Psalm 16:11 has been on mine and Boog's heart now for over a year.
"You make known to me the path of life. In your presence is fullness of joy. In your right hand are pleasures forever."

It's no small note that it's absolutely one of the most challenging things for me here, personally. Finding joy in Him, regardless of circumstance, regardless of what I think I lack, regardless of my emotions.

Seeing our dear friend Pastor Earnest choose joy despite his circumstances is humbling. And it's in peeling back my own layers that I'm hopeful of growth and restoration and the promises of life more abundant.....the ability to see, feel, and know The Joy from a place so deep that knows the difference between yucky, preservative, fake filler and the real, life-giving Joy.

 My marriage is a beautiful journey. My children are my pleasure.  I have no doubt that this revelation and growth WILL be a blessing....for all of us.

Friday, November 8, 2013


Thunder is in the distance. It's the rainy season, and storms can brew at any given moment.  It's night and my mosquito net is tucked in the bed around me. The girls are asleep in their bunk beds, and Boog is off to the airport for a midnight arrival of a couple who will also become part of the 60 Feet team.

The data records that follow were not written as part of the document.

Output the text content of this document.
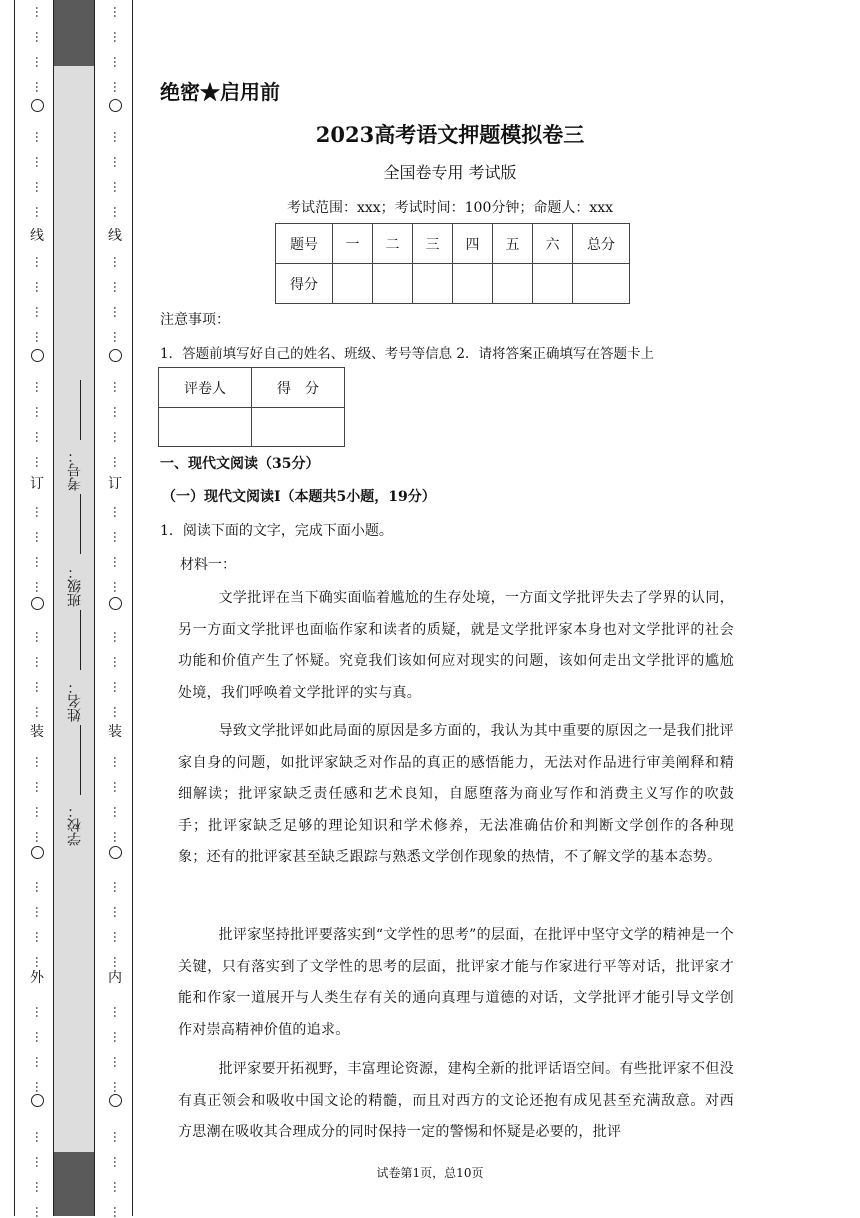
…
…
…
…
…
…
…
…
…
…
…
…
…
…
…
…
…
…
…
…
…
…
…
…
…
…
…
…
…
…
…
…
…
…
…
…
…
…
…
…
线
订
装
外
…
…
…
…
…
…
…
…
…
…
…
…
…
…
…
…
…
…
…
…
…
…
…
…
…
…
…
…
…
…
…
…
…
…
…
…
…
…
…
…
线
订
装
内
学校：
姓名：
班级：
考号：
绝密★启用前
2023高考语文押题模拟卷三
全国卷专用 考试版
考试范围：xxx；考试时间：100分钟；命题人：xxx
题号	一	二	三	四	五	六	总分
得分							
注意事项：
1．答题前填写好自己的姓名、班级、考号等信息 2．请将答案正确填写在答题卡上
评卷人	得　分

一、现代文阅读（35分）
（一）现代文阅读Ⅰ（本题共5小题，19分）
1．阅读下面的文字，完成下面小题。
材料一：
文学批评在当下确实面临着尴尬的生存处境，一方面文学批评失去了学界的认同，另一方面文学批评也面临作家和读者的质疑，就是文学批评家本身也对文学批评的社会功能和价值产生了怀疑。究竟我们该如何应对现实的问题，该如何走出文学批评的尴尬处境，我们呼唤着文学批评的实与真。
导致文学批评如此局面的原因是多方面的，我认为其中重要的原因之一是我们批评家自身的问题，如批评家缺乏对作品的真正的感悟能力，无法对作品进行审美阐释和精细解读；批评家缺乏责任感和艺术良知，自愿堕落为商业写作和消费主义写作的吹鼓手；批评家缺乏足够的理论知识和学术修养，无法准确估价和判断文学创作的各种现象；还有的批评家甚至缺乏跟踪与熟悉文学创作现象的热情，不了解文学的基本态势。
批评家坚持批评要落实到“文学性的思考”的层面，在批评中坚守文学的精神是一个关键，只有落实到了文学性的思考的层面，批评家才能与作家进行平等对话，批评家才能和作家一道展开与人类生存有关的通向真理与道德的对话，文学批评才能引导文学创作对崇高精神价值的追求。
批评家要开拓视野，丰富理论资源，建构全新的批评话语空间。有些批评家不但没有真正领会和吸收中国文论的精髓，而且对西方的文论还抱有成见甚至充满敌意。对西方思潮在吸收其合理成分的同时保持一定的警惕和怀疑是必要的，批评
试卷第1页，总10页
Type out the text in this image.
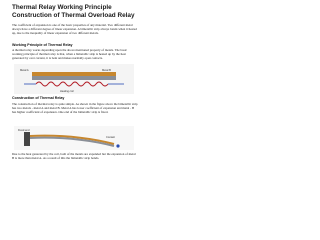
Thermal Relay Working Principle Construction of Thermal Overload Relay
The coefficient of expansion is one of the basic properties of any material. Two different metal always have a different degree of linear expansion. A bimetallic strip always bends when it heated up, due to the inequality of linear expansion of two different metals.
Working Principle of Thermal Relay
A thermal relay works depending upon the above mentioned property of metals. The basic working principle of thermal relay is that, when a bimetallic strip is heated up by the heat generated by over current, it is bent and makes normally open contacts.
Metal A	Metal B
Heating coil
Construction of Thermal Relay
The construction of thermal relay is quite simple. As shown in the figure above the bimetallic strip has two metals - metal A and metal B. Metal A has lower coefficient of expansion and metal - B has higher coefficient of expansion. One end of the bimetallic strip is fixed.
Fixed end
Contact
Due to the heat generated by the coil, both of the metals are expanded but the expansion of metal B is more than metal A. As a result of this the bimetallic strip bends.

This is our life in Africa.

Every week, 60 Feet hums and churns like a well-oiled machine....with the occassional need for stops and repairs along the way.  The mobile medical team departs each morning for visits to the remand centers, staff flies off in ten different directions as they meet with different organizations or government officials to build the much needed relationships that make working in an international setting more fluid and manageable. And each week, something comes up that requires everyone to sit back and remember that amidst all this "U.S. style nose to the grindstone" work, the children we serve are not commodities. They are not "projects".  They are real people.  Vulnerable.  And desperate for someone to hear their story.

You could not dream up what those "somethings" are......lists handed down of 80+ children waiting to be resettled with their families, but languishing in prison until someone can provide the research, money, transportation, and people to make it happen. Horribly run orphanages, shut down by the government, and the children sent to the government's "drop off center", meaning 40+ new kids and mouths to feed (at an already maxed out center). Shortages of clothing in the prisons. A need for toothpaste/toothbrushes for 400 kids who have never owned a toothbrush of their own.....

The situations that arise seem to be endless.  But as our team is learning, it's not just about responding to each crisis.  It's about finding the wisdom to look beyond the problem in front of you and finding the root. To not just look at the kids on the list and find the quickest way to get them back to their families (although quick is good.) But to go to the family and return, and return again, to see why the child left or was sent away to begin with and start the counsel there.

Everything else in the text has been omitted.